Quand ma mère vint me voir à Brienne (disait un jour l'empereur au général Montholon), elle fut si effrayée de ma maigreur et de l'altération de mes traits, qu'elle prétendit qu'on m'avait changé et qu'elle hésita quelques instants à me reconnaître. J'étais en effet très changé, parce que j'employais à travailler les heures de récréation, et que souvent mes nuits se passaient à méditer sur les leçons de la journée. Ma nature ne pouvait pas supporter l'idée de ne point être tout d'abord le premier de la classe. — Ma mère avait alors vingt-neuf ans ; elle était belle comme les amours[2].
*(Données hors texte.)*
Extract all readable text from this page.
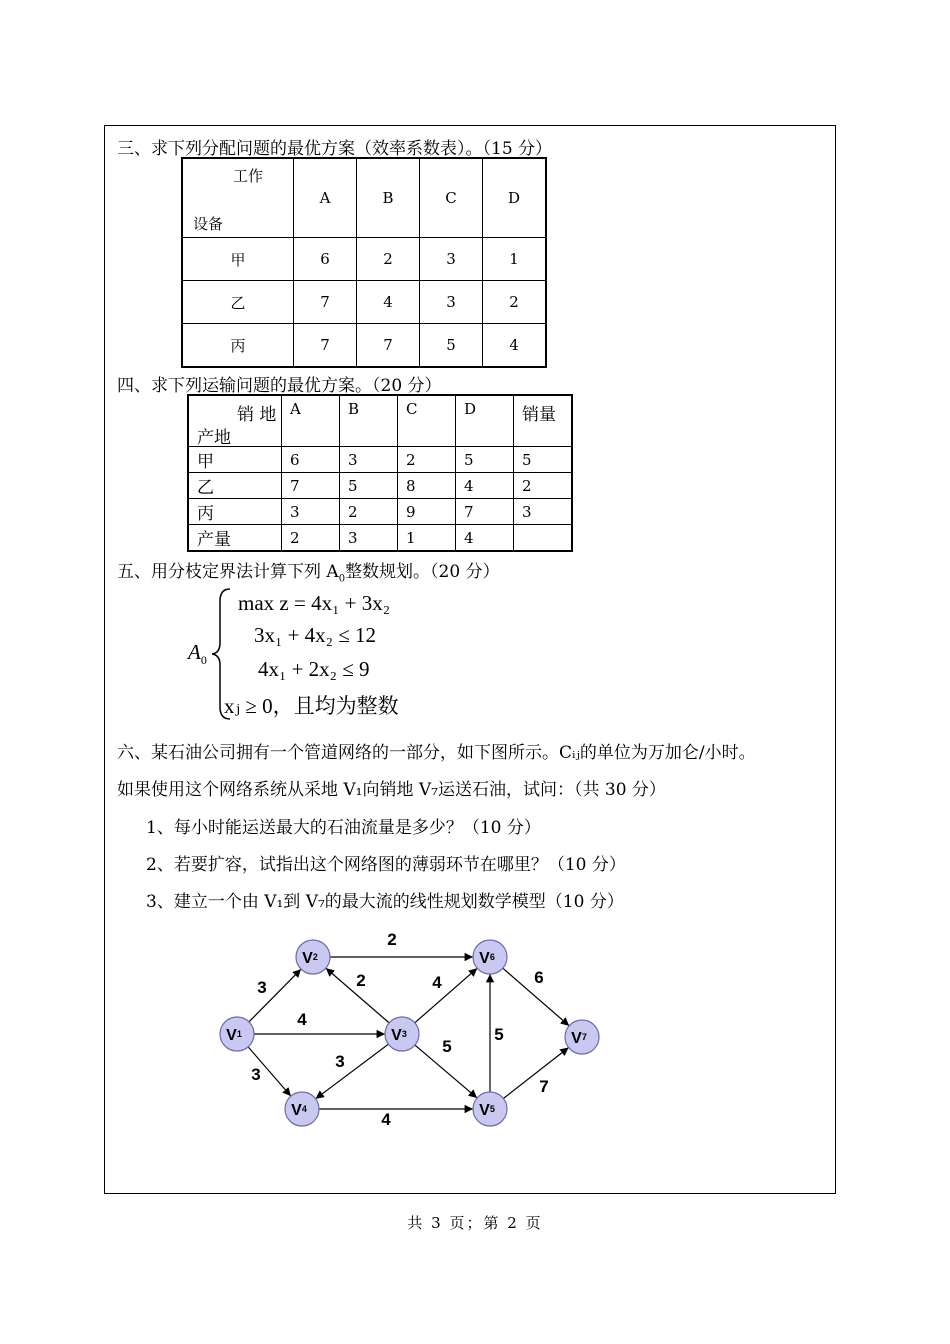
三、求下列分配问题的最优方案（效率系数表）。（15 分）
工作
设备	A	B	C	D
甲	6	2	3	1
乙	7	4	3	2
丙	7	7	5	4
四、求下列运输问题的最优方案。（20 分）
销 地
产地	A	B	C	D	销量
甲	6	3	2	5	5
乙	7	5	8	4	2
丙	3	2	9	7	3
产量	2	3	1	4	
五、用分枝定界法计算下列 $A_0$整数规划。（20 分）
$A_0$
max z = 4x₁ + 3x₂
3x₁ + 4x₂ ≤ 12
4x₁ + 2x₂ ≤ 9
xⱼ ≥ 0，且均为整数
六、某石油公司拥有一个管道网络的一部分，如下图所示。Cᵢⱼ的单位为万加仑/小时。
如果使用这个网络系统从采地 V₁向销地 V₇运送石油，试问：（共 30 分）
1、每小时能运送最大的石油流量是多少？（10 分）
2、若要扩容，试指出这个网络图的薄弱环节在哪里？（10 分）
3、建立一个由 V₁到 V₇的最大流的线性规划数学模型（10 分）
3
4
3
2
2
4
3
5
5
6
4
7
V1
V2
V3
V4	V5
V6
V7
共 3 页；第 2 页
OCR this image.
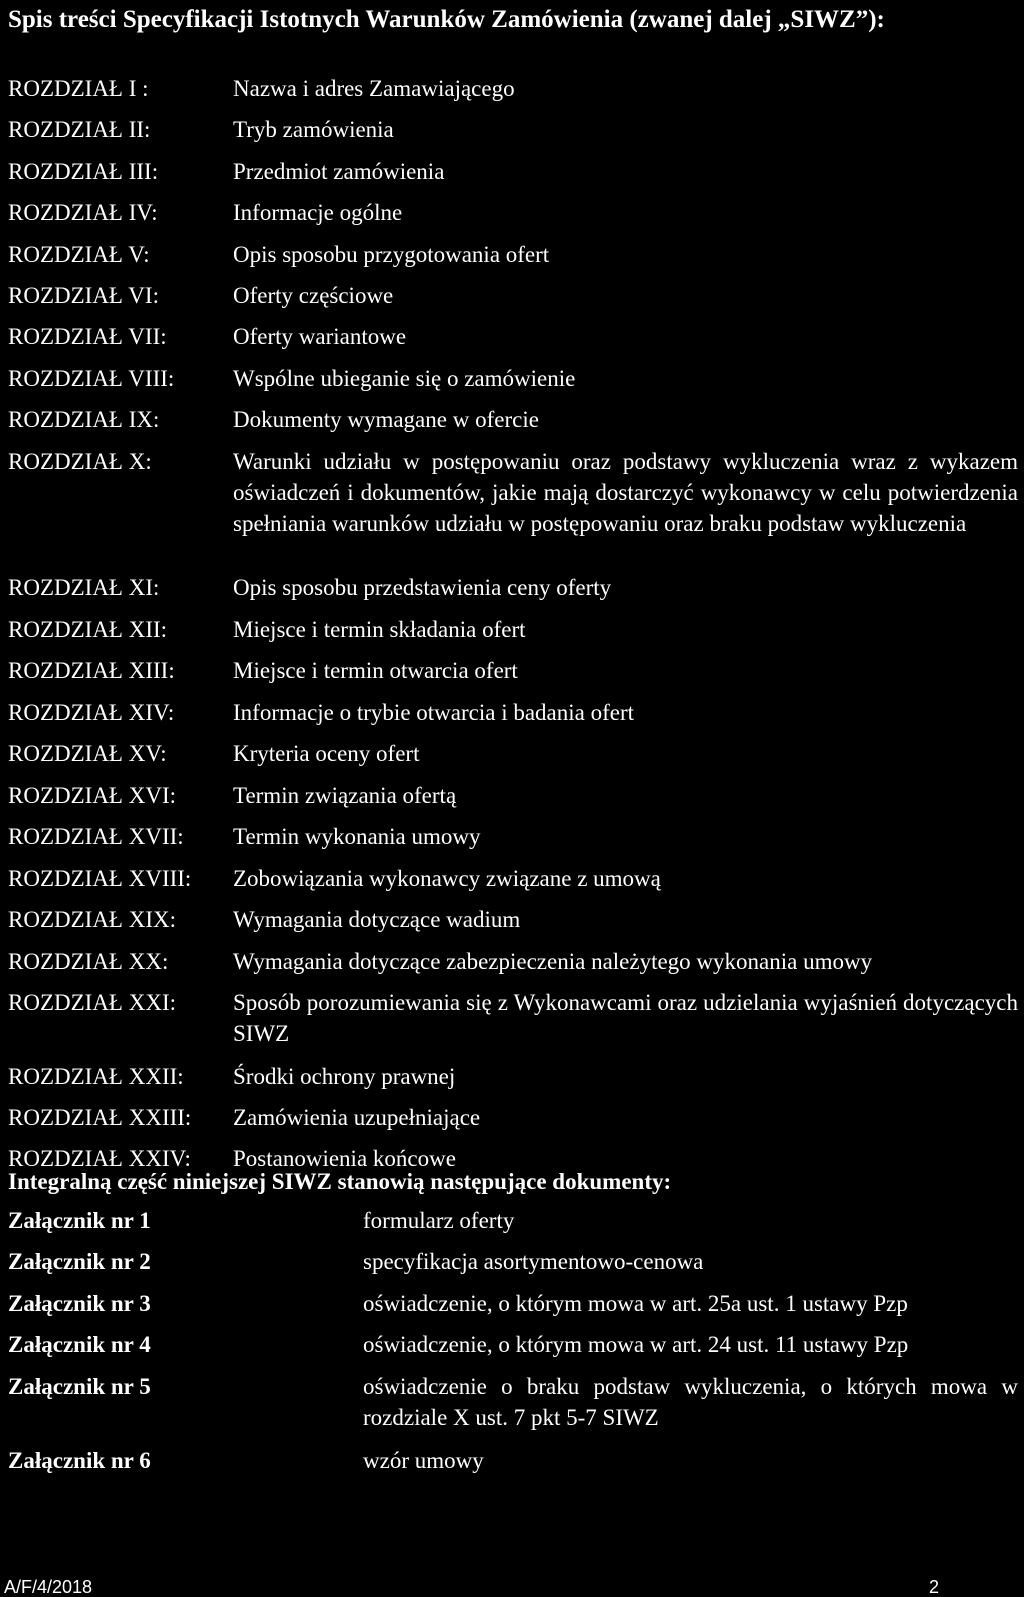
Spis treści Specyfikacji Istotnych Warunków Zamówienia (zwanej dalej „SIWZ”):
ROZDZIAŁ I :	Nazwa i adres Zamawiającego
ROZDZIAŁ II:	Tryb zamówienia
ROZDZIAŁ III:	Przedmiot zamówienia
ROZDZIAŁ IV:	Informacje ogólne
ROZDZIAŁ V:	Opis sposobu przygotowania ofert
ROZDZIAŁ VI:	Oferty częściowe
ROZDZIAŁ VII:	Oferty wariantowe
ROZDZIAŁ VIII:	Wspólne ubieganie się o zamówienie
ROZDZIAŁ IX:	Dokumenty wymagane w ofercie
ROZDZIAŁ X:	Warunki udziału w postępowaniu oraz podstawy wykluczenia wraz z wykazem oświadczeń i dokumentów, jakie mają dostarczyć wykonawcy w celu potwierdzenia spełniania warunków udziału w postępowaniu oraz braku podstaw wykluczenia
ROZDZIAŁ XI:	Opis sposobu przedstawienia ceny oferty
ROZDZIAŁ XII:	Miejsce i termin składania ofert
ROZDZIAŁ XIII:	Miejsce i termin otwarcia ofert
ROZDZIAŁ XIV:	Informacje o trybie otwarcia i badania ofert
ROZDZIAŁ XV:	Kryteria oceny ofert
ROZDZIAŁ XVI: Termin związania ofertą
ROZDZIAŁ XVII: Termin wykonania umowy
ROZDZIAŁ XVIII: Zobowiązania wykonawcy związane z umową
ROZDZIAŁ XIX: Wymagania dotyczące wadium
ROZDZIAŁ XX:	Wymagania dotyczące zabezpieczenia należytego wykonania umowy
ROZDZIAŁ XXI: Sposób porozumiewania się z Wykonawcami oraz udzielania wyjaśnień dotyczących SIWZ
ROZDZIAŁ XXII: Środki ochrony prawnej
ROZDZIAŁ XXIII: Zamówienia uzupełniające
ROZDZIAŁ XXIV: Postanowienia końcowe
Integralną część niniejszej SIWZ stanowią następujące dokumenty:
Załącznik nr 1	formularz oferty
Załącznik nr 2	specyfikacja asortymentowo-cenowa
Załącznik nr 3	oświadczenie, o którym mowa w art. 25a ust. 1 ustawy Pzp
Załącznik nr 4	oświadczenie, o którym mowa w art. 24 ust. 11 ustawy Pzp
Załącznik nr 5	oświadczenie o braku podstaw wykluczenia, o których mowa w rozdziale X ust. 7 pkt 5-7 SIWZ
Załącznik nr 6	wzór umowy
A/F/4/2018	2
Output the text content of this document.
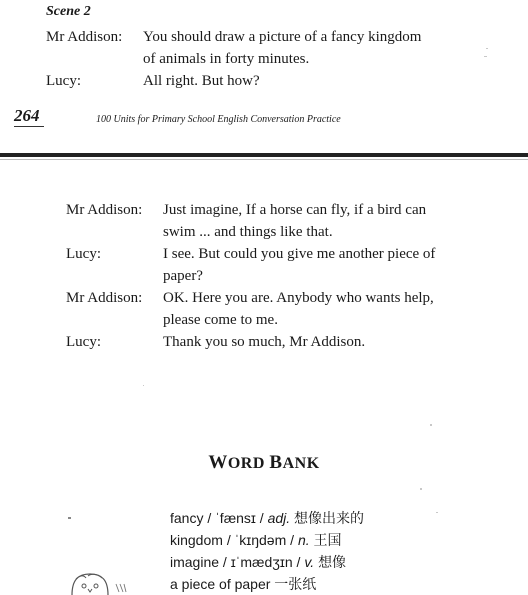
Scene 2
Mr Addison: You should draw a picture of a fancy kingdom
of animals in forty minutes.
Lucy:	All right. But how?
264	100 Units for Primary School English Conversation Practice
Mr Addison: Just imagine, If a horse can fly, if a bird can
swim ... and things like that.
Lucy:	I see. But could you give me another piece of
paper?
Mr Addison: OK. Here you are. Anybody who wants help,
please come to me.
Lucy:	Thank you so much, Mr Addison.
WORD BANK
fancy / ˈfænsɪ / adj. 想像出来的
kingdom / ˈkɪŋdəm / n. 王国
imagine / ɪˈmædʒɪn / v. 想像
a piece of paper 一张纸
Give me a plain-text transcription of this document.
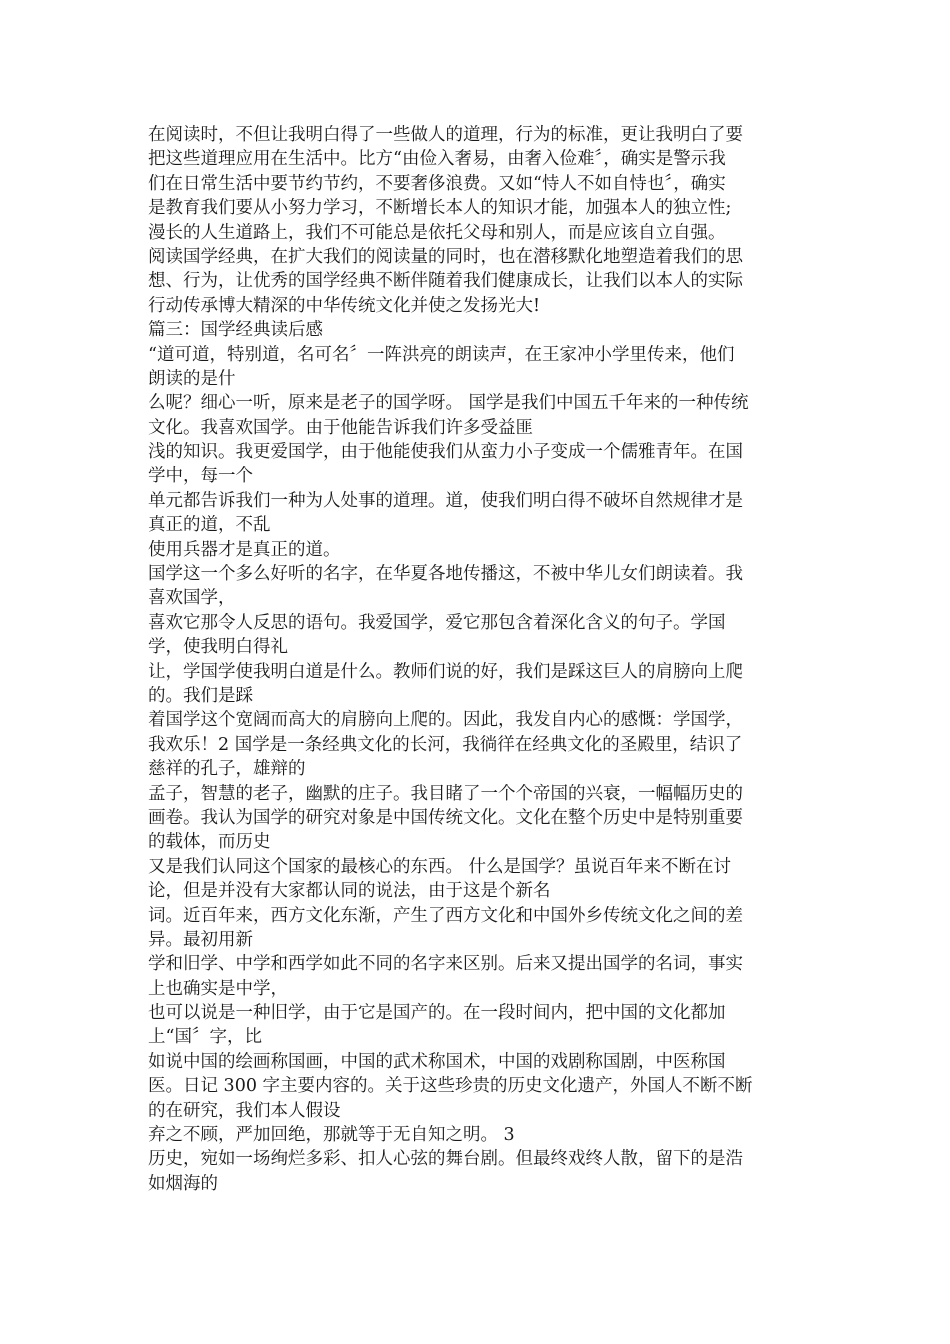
在阅读时，不但让我明白得了一些做人的道理，行为的标准，更让我明白了要
把这些道理应用在生活中。比方“由俭入奢易，由奢入俭难〞，确实是警示我
们在日常生活中要节约节约，不要奢侈浪费。又如“恃人不如自恃也〞，确实
是教育我们要从小努力学习，不断增长本人的知识才能，加强本人的独立性;
漫长的人生道路上，我们不可能总是依托父母和别人，而是应该自立自强。
阅读国学经典，在扩大我们的阅读量的同时，也在潜移默化地塑造着我们的思
想、行为，让优秀的国学经典不断伴随着我们健康成长，让我们以本人的实际
行动传承博大精深的中华传统文化并使之发扬光大!
篇三：国学经典读后感
“道可道，特别道，名可名〞一阵洪亮的朗读声，在王家冲小学里传来，他们
朗读的是什
么呢？细心一听，原来是老子的国学呀。 国学是我们中国五千年来的一种传统
文化。我喜欢国学。由于他能告诉我们许多受益匪
浅的知识。我更爱国学，由于他能使我们从蛮力小子变成一个儒雅青年。在国
学中，每一个
单元都告诉我们一种为人处事的道理。道，使我们明白得不破坏自然规律才是
真正的道，不乱
使用兵器才是真正的道。
国学这一个多么好听的名字，在华夏各地传播这，不被中华儿女们朗读着。我
喜欢国学，
喜欢它那令人反思的语句。我爱国学，爱它那包含着深化含义的句子。学国
学，使我明白得礼
让，学国学使我明白道是什么。教师们说的好，我们是踩这巨人的肩膀向上爬
的。我们是踩
着国学这个宽阔而高大的肩膀向上爬的。因此，我发自内心的感慨：学国学，
我欢乐！2 国学是一条经典文化的长河，我徜徉在经典文化的圣殿里，结识了
慈祥的孔子，雄辩的
孟子，智慧的老子，幽默的庄子。我目睹了一个个帝国的兴衰，一幅幅历史的
画卷。我认为国学的研究对象是中国传统文化。文化在整个历史中是特别重要
的载体，而历史
又是我们认同这个国家的最核心的东西。 什么是国学？虽说百年来不断在讨
论，但是并没有大家都认同的说法，由于这是个新名
词。近百年来，西方文化东渐，产生了西方文化和中国外乡传统文化之间的差
异。最初用新
学和旧学、中学和西学如此不同的名字来区别。后来又提出国学的名词，事实
上也确实是中学，
也可以说是一种旧学，由于它是国产的。在一段时间内，把中国的文化都加
上“国〞字，比
如说中国的绘画称国画，中国的武术称国术，中国的戏剧称国剧，中医称国
医。日记 300 字主要内容的。关于这些珍贵的历史文化遗产，外国人不断不断
的在研究，我们本人假设
弃之不顾，严加回绝，那就等于无自知之明。 3
历史，宛如一场绚烂多彩、扣人心弦的舞台剧。但最终戏终人散，留下的是浩
如烟海的
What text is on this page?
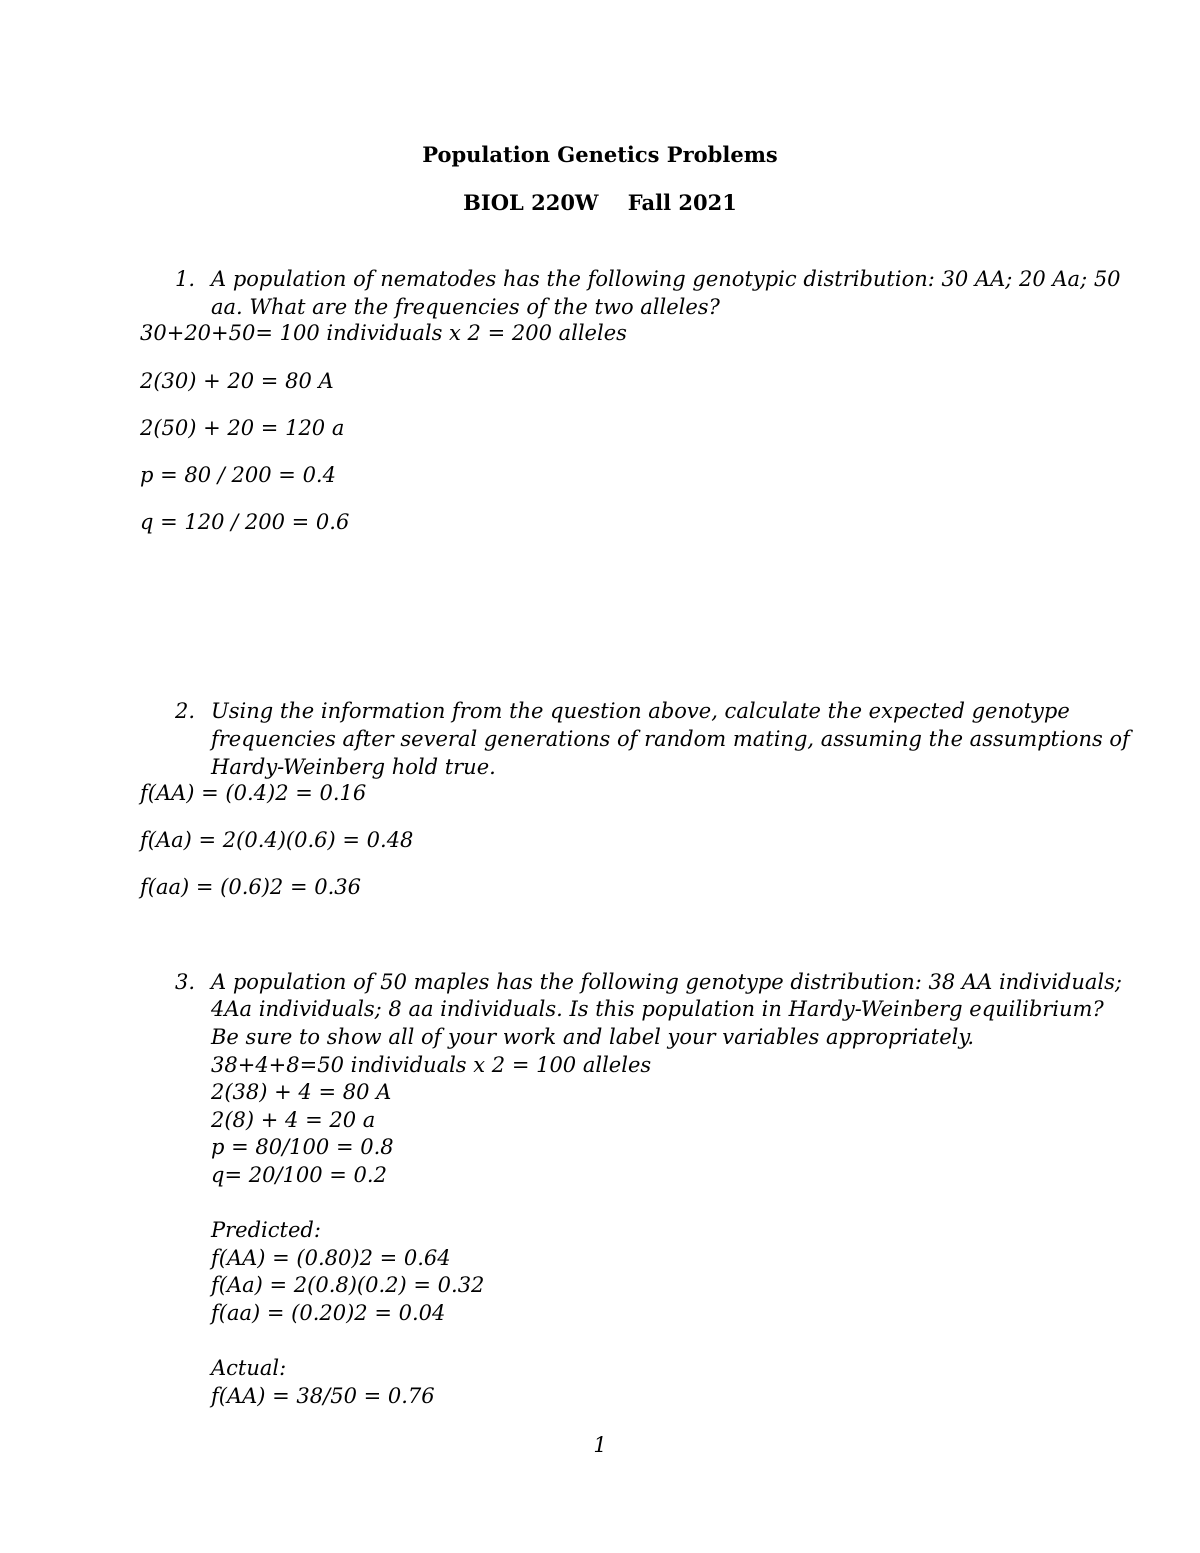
Population Genetics Problems
BIOL 220W    Fall 2021
1. A population of nematodes has the following genotypic distribution: 30 AA; 20 Aa; 50
aa. What are the frequencies of the two alleles?
30+20+50= 100 individuals x 2 = 200 alleles
2(30) + 20 = 80 A
2(50) + 20 = 120 a
p = 80 / 200 = 0.4
q = 120 / 200 = 0.6
2. Using the information from the question above, calculate the expected genotype
frequencies after several generations of random mating, assuming the assumptions of
Hardy-Weinberg hold true.
f(AA) = (0.4)2 = 0.16
f(Aa) = 2(0.4)(0.6) = 0.48
f(aa) = (0.6)2 = 0.36
3. A population of 50 maples has the following genotype distribution: 38 AA individuals;
4Aa individuals; 8 aa individuals. Is this population in Hardy-Weinberg equilibrium?
Be sure to show all of your work and label your variables appropriately.
38+4+8=50 individuals x 2 = 100 alleles
2(38) + 4 = 80 A
2(8) + 4 = 20 a
p = 80/100 = 0.8
q= 20/100 = 0.2
Predicted:
f(AA) = (0.80)2 = 0.64
f(Aa) = 2(0.8)(0.2) = 0.32
f(aa) = (0.20)2 = 0.04
Actual:
f(AA) = 38/50 = 0.76
1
Cette expression belle comme les amours paraîtrait déplacée dans la bouche d'un fils respectueux, parlant de sa mère, si ce fils n'eût pas été Corse et ne se fût appelé Napoléon. Sa mère avait d'ailleurs, dans son pays natal, une réputation de beauté sans peur et sans reproche. On la disait belle comme les amours, et on aurait pu aussi bien dire belle comme les anges.

Une seule femme, parmi les plus jeunes de la Corse, pouvait, dès cette époque, l'emporter sur la signora Letizia, qui en toute occasion la proclamait la plus belle, c'était la Battinetta Bacciochi (sœur du futur prince Bacciochi). On l'appelait la belle Corse, d'après l'appréciation de celle qui aurait pu se dire, en France, sa rivale, si jamais une telle prétention avait fait ombre à sa noble figure. Un jour, pendant son voyage sur le continent, la signora Letizia s'entendit appeler la belle Corse ; elle répondit avec modestie : Les femmes de mon pays douées d'une beauté véritable sont actuellement à Ajaccio[3].

 

 

 



[1] Envoi de la copie, par M. Sulzbaché, de Chicago. V. l'Appendice.

[2] Mémoires du général comte de Montholon, t. XI.

[3] Notre-Dame d'Ajaccio, par Alexandre Arman, 1844.